Pan M 360 : Bonjour Lydia! Déjà cinq mois depuis la parution de Depuis. Ton concert pour Pop Montréal, le jeudi 29 septembre au théâtre Fairmount, affiche complet. Te sens-tu gonflée à bloc, poétiquement et musicalement?
Lydia Képinski : Oui, ça risque d’être intense! Il y a une tradition, en musique, selon laquelle on doit faire un spectacle qui coïncide avec la sortie de l’album. Or, c’est généralement le pire spectacle, puisqu’on n’est pas rodés. Je trouve ça dommage de faire le « premier » spectacle alors qu’on est dans le jus avec les entrevues et tout et tout. Je voulais nous donner, à mes collègues et à moi, la chance de bien nous préparer. On a passé l’été à faire les festivals, à consolider nos prestations. Ça nous donne une longueur d’avance, le spectacle a eu le temps d’évoluer et nous sommes plus confiants.

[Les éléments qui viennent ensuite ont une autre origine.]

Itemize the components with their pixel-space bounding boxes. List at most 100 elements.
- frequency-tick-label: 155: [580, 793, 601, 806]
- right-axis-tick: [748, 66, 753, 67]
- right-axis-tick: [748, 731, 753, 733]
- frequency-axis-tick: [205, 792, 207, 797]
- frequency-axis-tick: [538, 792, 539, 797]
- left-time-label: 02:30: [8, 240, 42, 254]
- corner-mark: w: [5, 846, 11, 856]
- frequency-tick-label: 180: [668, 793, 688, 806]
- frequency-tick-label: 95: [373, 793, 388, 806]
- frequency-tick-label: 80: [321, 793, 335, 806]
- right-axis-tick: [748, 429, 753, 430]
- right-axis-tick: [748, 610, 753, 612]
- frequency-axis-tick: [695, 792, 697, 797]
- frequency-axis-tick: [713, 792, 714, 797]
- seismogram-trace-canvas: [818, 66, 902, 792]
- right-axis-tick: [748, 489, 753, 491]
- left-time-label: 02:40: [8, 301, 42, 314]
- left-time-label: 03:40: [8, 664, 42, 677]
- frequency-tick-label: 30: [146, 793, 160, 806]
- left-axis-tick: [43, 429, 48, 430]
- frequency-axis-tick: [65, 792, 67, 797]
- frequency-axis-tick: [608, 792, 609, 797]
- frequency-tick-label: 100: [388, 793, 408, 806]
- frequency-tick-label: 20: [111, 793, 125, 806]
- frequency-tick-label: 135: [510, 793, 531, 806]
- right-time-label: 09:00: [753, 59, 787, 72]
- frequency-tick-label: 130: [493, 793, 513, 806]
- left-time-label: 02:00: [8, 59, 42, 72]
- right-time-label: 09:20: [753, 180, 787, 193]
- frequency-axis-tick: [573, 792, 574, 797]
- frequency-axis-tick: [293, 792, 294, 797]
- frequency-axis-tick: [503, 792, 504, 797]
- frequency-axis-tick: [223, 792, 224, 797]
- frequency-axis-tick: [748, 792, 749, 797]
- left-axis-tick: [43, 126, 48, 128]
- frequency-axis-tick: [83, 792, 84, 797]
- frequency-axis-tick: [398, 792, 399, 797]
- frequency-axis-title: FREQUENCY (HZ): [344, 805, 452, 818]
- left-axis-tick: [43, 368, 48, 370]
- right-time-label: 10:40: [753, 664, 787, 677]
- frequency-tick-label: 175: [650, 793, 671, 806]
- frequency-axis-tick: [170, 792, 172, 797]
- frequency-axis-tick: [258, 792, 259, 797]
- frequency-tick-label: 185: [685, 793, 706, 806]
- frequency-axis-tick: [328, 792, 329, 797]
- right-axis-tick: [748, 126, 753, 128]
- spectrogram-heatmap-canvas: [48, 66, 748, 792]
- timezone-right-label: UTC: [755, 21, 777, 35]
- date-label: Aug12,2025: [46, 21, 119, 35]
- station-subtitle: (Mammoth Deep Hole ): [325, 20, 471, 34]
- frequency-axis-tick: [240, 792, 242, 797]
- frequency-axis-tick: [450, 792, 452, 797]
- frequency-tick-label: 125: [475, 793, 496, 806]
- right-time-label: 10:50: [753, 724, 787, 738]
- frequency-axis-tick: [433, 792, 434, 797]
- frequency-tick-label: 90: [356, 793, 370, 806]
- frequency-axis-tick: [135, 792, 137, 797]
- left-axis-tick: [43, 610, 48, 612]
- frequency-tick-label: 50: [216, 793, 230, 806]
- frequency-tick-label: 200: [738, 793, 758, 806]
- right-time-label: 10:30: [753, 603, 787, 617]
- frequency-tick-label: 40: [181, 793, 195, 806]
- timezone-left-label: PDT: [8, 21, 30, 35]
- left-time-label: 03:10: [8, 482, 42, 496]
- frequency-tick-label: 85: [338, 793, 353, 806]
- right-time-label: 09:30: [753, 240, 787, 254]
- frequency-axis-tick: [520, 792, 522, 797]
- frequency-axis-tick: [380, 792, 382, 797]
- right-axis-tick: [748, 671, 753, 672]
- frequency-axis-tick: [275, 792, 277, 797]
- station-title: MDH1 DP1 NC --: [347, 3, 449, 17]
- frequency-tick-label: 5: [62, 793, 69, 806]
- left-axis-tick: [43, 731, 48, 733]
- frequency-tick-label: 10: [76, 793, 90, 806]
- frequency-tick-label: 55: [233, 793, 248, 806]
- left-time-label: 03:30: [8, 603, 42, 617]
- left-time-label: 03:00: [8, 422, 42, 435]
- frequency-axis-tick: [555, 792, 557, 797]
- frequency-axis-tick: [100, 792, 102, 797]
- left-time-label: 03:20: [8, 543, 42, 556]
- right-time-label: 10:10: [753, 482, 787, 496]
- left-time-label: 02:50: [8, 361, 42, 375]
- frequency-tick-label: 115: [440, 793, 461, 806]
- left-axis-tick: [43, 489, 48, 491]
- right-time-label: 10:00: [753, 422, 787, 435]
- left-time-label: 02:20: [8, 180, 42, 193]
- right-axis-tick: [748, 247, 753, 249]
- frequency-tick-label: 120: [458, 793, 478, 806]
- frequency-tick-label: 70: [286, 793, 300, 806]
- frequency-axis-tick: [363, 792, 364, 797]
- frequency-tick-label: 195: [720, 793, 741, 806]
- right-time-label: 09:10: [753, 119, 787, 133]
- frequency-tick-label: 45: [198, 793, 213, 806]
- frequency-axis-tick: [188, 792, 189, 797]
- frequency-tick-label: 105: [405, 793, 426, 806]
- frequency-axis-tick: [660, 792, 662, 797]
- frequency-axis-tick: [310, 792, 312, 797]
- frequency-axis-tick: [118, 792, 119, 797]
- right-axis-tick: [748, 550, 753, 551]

Pan M 360 : Tu crées des textes riches et touffus, puis tu les conjugues à de la pop de pointe, tendance cybernétique mais avec composantes acoustiques. Or, les sous-genres de pop électroacoustique ne sont pas le carré de sable habituel des paroliers loquaces. Merci de faire œuvre inhabituelle, j’espère qu’il y en aura de plus en plus comme toi!
Lydia Képinski : Peut-être que les gens se disent « Puisque les textes sont importants, la musique devrait être minimaliste, dénudé. Or, je ne crois pas que ce soit antinomique, que les « gros » arrangements empêchent l’écoute des paroles.
Pan M 360 : Tu as coréalisé, coarrangé et coprogrammé Depuis avec Blaise Borboën-Léonard. Pour un gars diplômé du Conservatoire, on peut dire qu’il a la musique synthétique à cœur! Quel était votre mode opératoire lors de la création de l’album?
Lydia Képinski : Il n’y a pas grand-chose qui fait peur à Blaise. Pendant ses années au Conservatoire, il jouait du violon alto dans un groupe de métal qui faisait des tournées américaines. Blaise s’adonnait donc au « headbanging » avec ses cheveux longs! Il explore beaucoup, il a beaucoup de cordes à son arc. On se parle souvent, on se fait écouter des chansons; c’est une belle relation que je chéris.
À l’époque, j’aimais beaucoup Hôtel Morphée, dont il faisait partie. Le groupe s’était séparé, puis je l’avais rencontré une semaine plus tard au Verre Bouteille. J’étais gênée d’aller lui parler mais j’avais pris mon courage à deux mains, « Hey, c’était toi l’altiste d’Hôtel Morphée »! On s’est mis à se croiser de temps en temps, puis un jour je lui ai demandé de réaliser mon premier EP. Je m’entoure toujours de gens avec qui ça clique, mais mon premier critère demeure l’admiration : je dois en avoir pour le travail de mes collaborateurs.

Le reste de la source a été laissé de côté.